Two days later (the intervening day being a holiday), I went over this matter with Mr. Oscar R. Muller of the First National Bank of Boston in Buenos Aires, in whose hands the various interested United States banks have placed the negotiation of the loans to the Province of Buenos Aires. Mr. Muller explained the matter to me fully, the important point of his explanation being that there was no precedent in Argentina for the proposed arrangement of the Province of Buenos Aires to pay their indebtedness on the basis of the peso at par and the remainder in interest-bearing script; that while the American bankers felt it would be difficult to obtain the consent of American holders of Provincial bonds to any change in the terms thereof, yet should the Province not be able to meet its obligations they felt that the only fair proposal for the Province to make would be a percentage payment applicable to all alike. He pointed out that the suggestion of Minister Indalecio Gómez meant that roughly speaking about four-fifths of the British bondholders would receive payment of interest in full and that the remainder, because of the depreciation of the pound sterling, would receive slightly more than 90 per cent, of the normal payment, whereas the American bondholders, because of the depreciation of the peso, would receive only about 45 per cent, of the normal payment.

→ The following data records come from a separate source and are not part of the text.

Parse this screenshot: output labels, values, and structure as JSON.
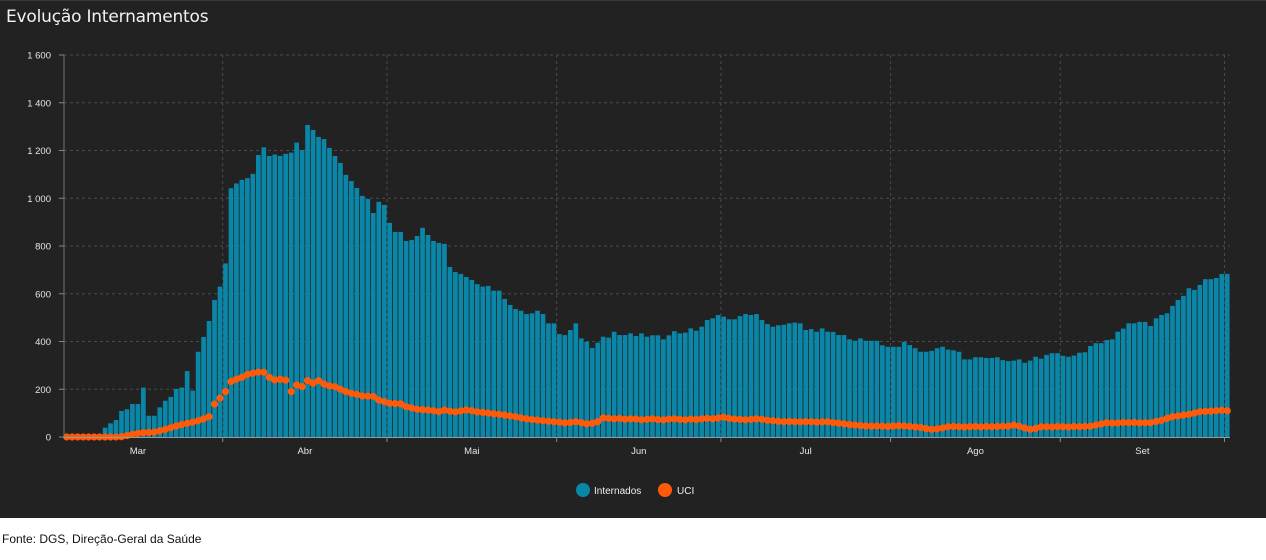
{
  "title": "Evolução Internamentos",
  "footer": "Fonte: DGS, Direção-Geral da Saúde",
  "chart_data": {
    "type": "bar+scatter",
    "title": "Evolução Internamentos",
    "xlabel": "",
    "ylabel": "",
    "ylim": [
      0,
      1600
    ],
    "yticks": [
      0,
      200,
      400,
      600,
      800,
      1000,
      1200,
      1400,
      1600
    ],
    "ytick_labels": [
      "0",
      "200",
      "400",
      "600",
      "800",
      "1 000",
      "1 200",
      "1 400",
      "1 600"
    ],
    "months": [
      {
        "label": "Mar",
        "start_index": -2
      },
      {
        "label": "Abr",
        "start_index": 29
      },
      {
        "label": "Mai",
        "start_index": 59
      },
      {
        "label": "Jun",
        "start_index": 90
      },
      {
        "label": "Jul",
        "start_index": 120
      },
      {
        "label": "Ago",
        "start_index": 151
      },
      {
        "label": "Set",
        "start_index": 182
      }
    ],
    "period_end_index": 212,
    "grid": true,
    "legend_position": "bottom-center",
    "series": [
      {
        "name": "Internados",
        "kind": "bar",
        "color": "#0a87a8",
        "values": [
          0,
          0,
          0,
          0,
          0,
          0,
          0,
          39,
          57,
          71,
          109,
          116,
          138,
          138,
          207,
          89,
          89,
          124,
          152,
          168,
          201,
          207,
          276,
          194,
          357,
          419,
          486,
          574,
          630,
          727,
          1042,
          1062,
          1077,
          1084,
          1102,
          1181,
          1213,
          1177,
          1183,
          1177,
          1186,
          1191,
          1233,
          1202,
          1307,
          1286,
          1257,
          1248,
          1211,
          1177,
          1148,
          1098,
          1072,
          1043,
          1010,
          997,
          938,
          985,
          972,
          897,
          859,
          859,
          821,
          825,
          842,
          876,
          846,
          821,
          813,
          809,
          712,
          691,
          683,
          670,
          658,
          640,
          630,
          633,
          613,
          613,
          578,
          553,
          536,
          529,
          515,
          518,
          529,
          515,
          476,
          476,
          431,
          427,
          448,
          476,
          413,
          399,
          373,
          395,
          420,
          416,
          441,
          427,
          427,
          434,
          423,
          434,
          420,
          426,
          426,
          409,
          426,
          443,
          434,
          437,
          455,
          445,
          462,
          490,
          497,
          511,
          504,
          493,
          493,
          506,
          515,
          511,
          515,
          490,
          473,
          462,
          468,
          470,
          476,
          479,
          476,
          448,
          452,
          441,
          455,
          441,
          440,
          427,
          427,
          409,
          403,
          413,
          403,
          403,
          403,
          384,
          378,
          378,
          378,
          399,
          385,
          372,
          357,
          357,
          361,
          372,
          378,
          366,
          363,
          357,
          325,
          325,
          334,
          334,
          331,
          331,
          334,
          322,
          318,
          320,
          325,
          311,
          320,
          336,
          328,
          344,
          351,
          351,
          340,
          336,
          341,
          353,
          355,
          381,
          393,
          393,
          406,
          409,
          441,
          454,
          476,
          476,
          482,
          482,
          465,
          497,
          511,
          518,
          549,
          574,
          591,
          623,
          616,
          637,
          661,
          661,
          666,
          683,
          683
        ]
      },
      {
        "name": "UCI",
        "kind": "scatter",
        "color": "#ff5a0a",
        "values": [
          0,
          0,
          0,
          0,
          0,
          0,
          0,
          0,
          0,
          0,
          1,
          6,
          11,
          15,
          18,
          19,
          20,
          26,
          32,
          39,
          46,
          52,
          57,
          62,
          68,
          76,
          85,
          138,
          163,
          190,
          232,
          242,
          250,
          262,
          267,
          272,
          271,
          250,
          239,
          242,
          238,
          190,
          218,
          211,
          236,
          225,
          236,
          222,
          214,
          211,
          200,
          190,
          183,
          178,
          172,
          171,
          170,
          155,
          148,
          141,
          140,
          139,
          127,
          122,
          116,
          114,
          113,
          110,
          106,
          113,
          108,
          105,
          109,
          113,
          110,
          105,
          103,
          100,
          97,
          95,
          92,
          88,
          85,
          80,
          76,
          73,
          71,
          68,
          66,
          64,
          62,
          59,
          61,
          64,
          60,
          55,
          58,
          64,
          80,
          78,
          76,
          78,
          74,
          76,
          75,
          72,
          74,
          76,
          73,
          72,
          75,
          76,
          74,
          72,
          75,
          73,
          76,
          78,
          76,
          80,
          83,
          78,
          75,
          74,
          72,
          74,
          76,
          74,
          70,
          68,
          66,
          64,
          65,
          64,
          63,
          64,
          64,
          62,
          63,
          64,
          60,
          58,
          55,
          52,
          50,
          48,
          46,
          45,
          46,
          45,
          44,
          46,
          47,
          46,
          44,
          42,
          40,
          35,
          32,
          34,
          38,
          43,
          44,
          43,
          42,
          43,
          44,
          42,
          44,
          43,
          44,
          45,
          45,
          50,
          45,
          38,
          32,
          36,
          43,
          43,
          42,
          44,
          43,
          42,
          44,
          43,
          44,
          45,
          50,
          55,
          60,
          58,
          59,
          61,
          60,
          61,
          59,
          60,
          60,
          65,
          70,
          78,
          85,
          88,
          92,
          95,
          100,
          106,
          107,
          108,
          110,
          112,
          110
        ]
      }
    ]
  }
}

I again saw the Minister on December 10 and emphasized the main objections which had been pointed out to me by Mr. Muller and asked him why, if the Provincial Government found it impossible to pay the full service on its debt, he did not make a proposal to pay a percentage thereon and the remainder in interest-bearing script rather than pay the total at par rate of exchange (with the difference in interest-bearing script). To this he replied that he was fearful the peso might depreciate still more in relation to the dollar which would perhaps make it impossible for the Province to make payments later on at the pro rata rate which might be agreed upon.

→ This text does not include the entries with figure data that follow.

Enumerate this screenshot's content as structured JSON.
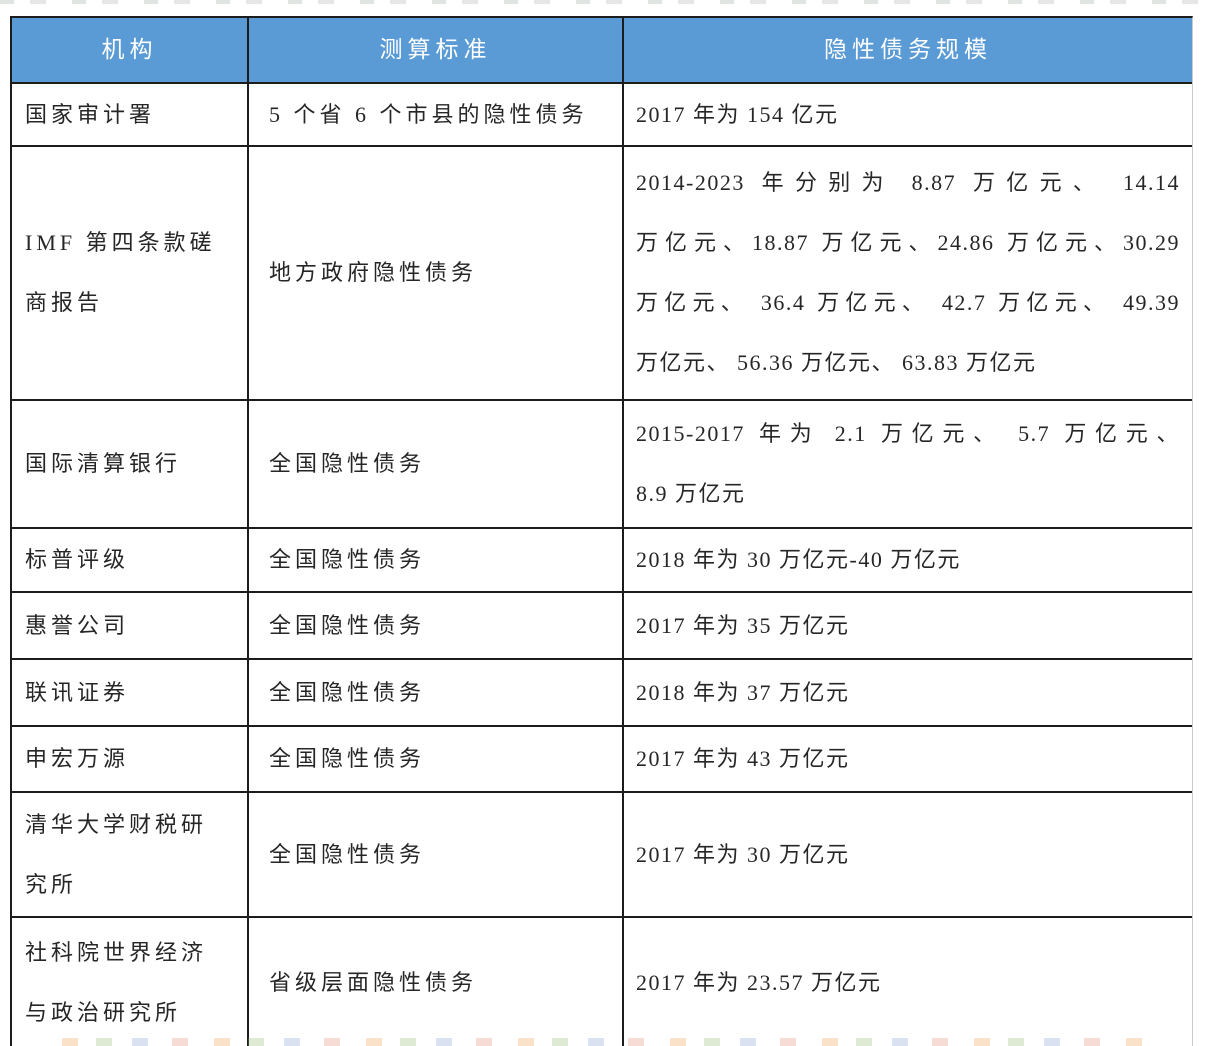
{
  "table": {
    "columns": [
      "机构",
      "测算标准",
      "隐性债务规模"
    ],
    "rows": [
      {
        "org": [
          "国家审计署"
        ],
        "standard": [
          "5 个省 6 个市县的隐性债务"
        ],
        "scale": [
          "2017 年为 154 亿元"
        ],
        "justify_scale": false
      },
      {
        "org": [
          "IMF 第四条款磋",
          "商报告"
        ],
        "standard": [
          "地方政府隐性债务"
        ],
        "scale": [
          "2014-2023 年分别为 8.87 万亿元、 14.14",
          "万亿元、18.87 万亿元、24.86 万亿元、30.29",
          "万亿元、 36.4 万亿元、 42.7 万亿元、 49.39",
          "万亿元、 56.36 万亿元、 63.83 万亿元"
        ],
        "justify_scale": true
      },
      {
        "org": [
          "国际清算银行"
        ],
        "standard": [
          "全国隐性债务"
        ],
        "scale": [
          "2015-2017 年为 2.1 万亿元、 5.7 万亿元、",
          "8.9 万亿元"
        ],
        "justify_scale": true
      },
      {
        "org": [
          "标普评级"
        ],
        "standard": [
          "全国隐性债务"
        ],
        "scale": [
          "2018 年为 30 万亿元-40 万亿元"
        ],
        "justify_scale": false
      },
      {
        "org": [
          "惠誉公司"
        ],
        "standard": [
          "全国隐性债务"
        ],
        "scale": [
          "2017 年为 35 万亿元"
        ],
        "justify_scale": false
      },
      {
        "org": [
          "联讯证券"
        ],
        "standard": [
          "全国隐性债务"
        ],
        "scale": [
          "2018 年为 37 万亿元"
        ],
        "justify_scale": false
      },
      {
        "org": [
          "申宏万源"
        ],
        "standard": [
          "全国隐性债务"
        ],
        "scale": [
          "2017 年为 43 万亿元"
        ],
        "justify_scale": false
      },
      {
        "org": [
          "清华大学财税研",
          "究所"
        ],
        "standard": [
          "全国隐性债务"
        ],
        "scale": [
          "2017 年为 30 万亿元"
        ],
        "justify_scale": false
      },
      {
        "org": [
          "社科院世界经济",
          "与政治研究所"
        ],
        "standard": [
          "省级层面隐性债务"
        ],
        "scale": [
          "2017 年为 23.57 万亿元"
        ],
        "justify_scale": false
      }
    ]
  },
  "colors": {
    "header_bg": "#5B9BD5",
    "header_text": "#FFFFFF",
    "body_text": "#262626",
    "grid_line": "#1C1C1C"
  }
}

To this I rejoined that he might make such an arrangement with the understanding that if the peso should suffer a further depreciation the Province would then have to review the whole question again with the idea of making such changes in the agreement as circumstance [Page 769] might impose. This he said had not occurred to him and he would give the idea careful consideration.

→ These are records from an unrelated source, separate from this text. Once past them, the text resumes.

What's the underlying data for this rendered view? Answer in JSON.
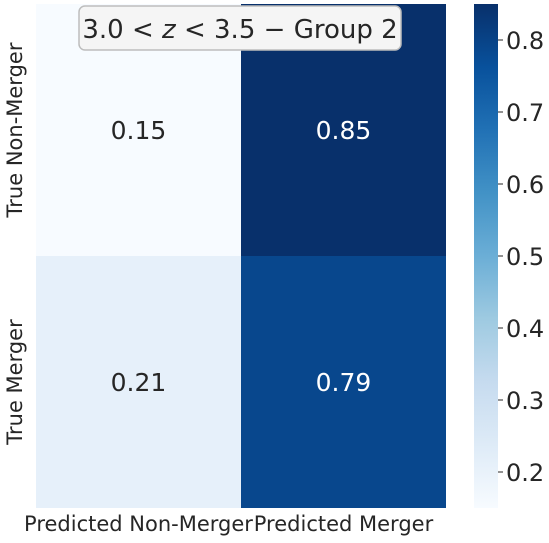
{
  "chart_data": {
    "type": "heatmap",
    "title": "3.0 < z < 3.5 − Group 2",
    "title_parts": {
      "lo": "3.0",
      "var": "z",
      "hi": "3.5",
      "suffix": "− Group 2"
    },
    "x_labels": [
      "Predicted Non-Merger",
      "Predicted Merger"
    ],
    "y_labels": [
      "True Non-Merger",
      "True Merger"
    ],
    "values": [
      [
        0.15,
        0.85
      ],
      [
        0.21,
        0.79
      ]
    ],
    "value_labels": [
      [
        "0.15",
        "0.85"
      ],
      [
        "0.21",
        "0.79"
      ]
    ],
    "colormap": "Blues",
    "vmin": 0.15,
    "vmax": 0.85,
    "colorbar_ticks": [
      0.2,
      0.3,
      0.4,
      0.5,
      0.6,
      0.7,
      0.8
    ],
    "colorbar_tick_labels": [
      "0.2",
      "0.3",
      "0.4",
      "0.5",
      "0.6",
      "0.7",
      "0.8"
    ]
  }
}
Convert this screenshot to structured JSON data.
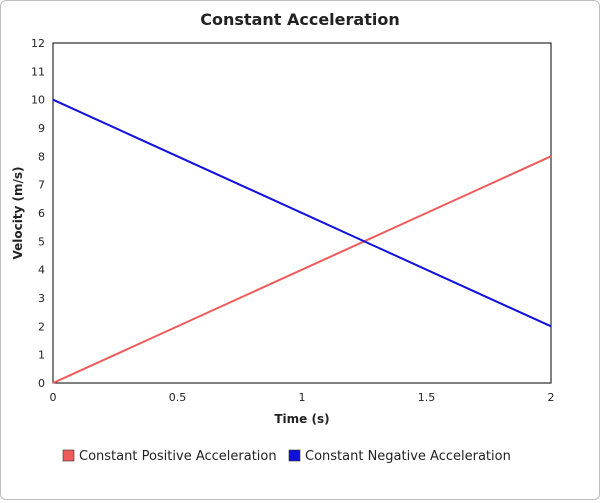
{
  "chart_data": {
    "type": "line",
    "title": "Constant Acceleration",
    "xlabel": "Time (s)",
    "ylabel": "Velocity (m/s)",
    "xlim": [
      0,
      2
    ],
    "ylim": [
      0,
      12
    ],
    "x_ticks": [
      0,
      0.5,
      1,
      1.5,
      2
    ],
    "y_ticks": [
      0,
      1,
      2,
      3,
      4,
      5,
      6,
      7,
      8,
      9,
      10,
      11,
      12
    ],
    "grid": false,
    "legend_position": "bottom",
    "series": [
      {
        "name": "Constant Positive Acceleration",
        "color": "#ef5b5b",
        "x": [
          0,
          2
        ],
        "y": [
          0,
          8
        ]
      },
      {
        "name": "Constant Negative Acceleration",
        "color": "#1010dd",
        "x": [
          0,
          2
        ],
        "y": [
          10,
          2
        ]
      }
    ]
  }
}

In both my talks with the Minister I emphasized the informality of our conversations and he acquiesced in the understanding that it was simply two friends talking over a difficult problem in which each was interested. As already stated, I urged him to make every effort to continue regular payment of the service on the debt.
It is my understanding that the American bankers’ points of view have now been submitted to the consideration of the French and British bondholders.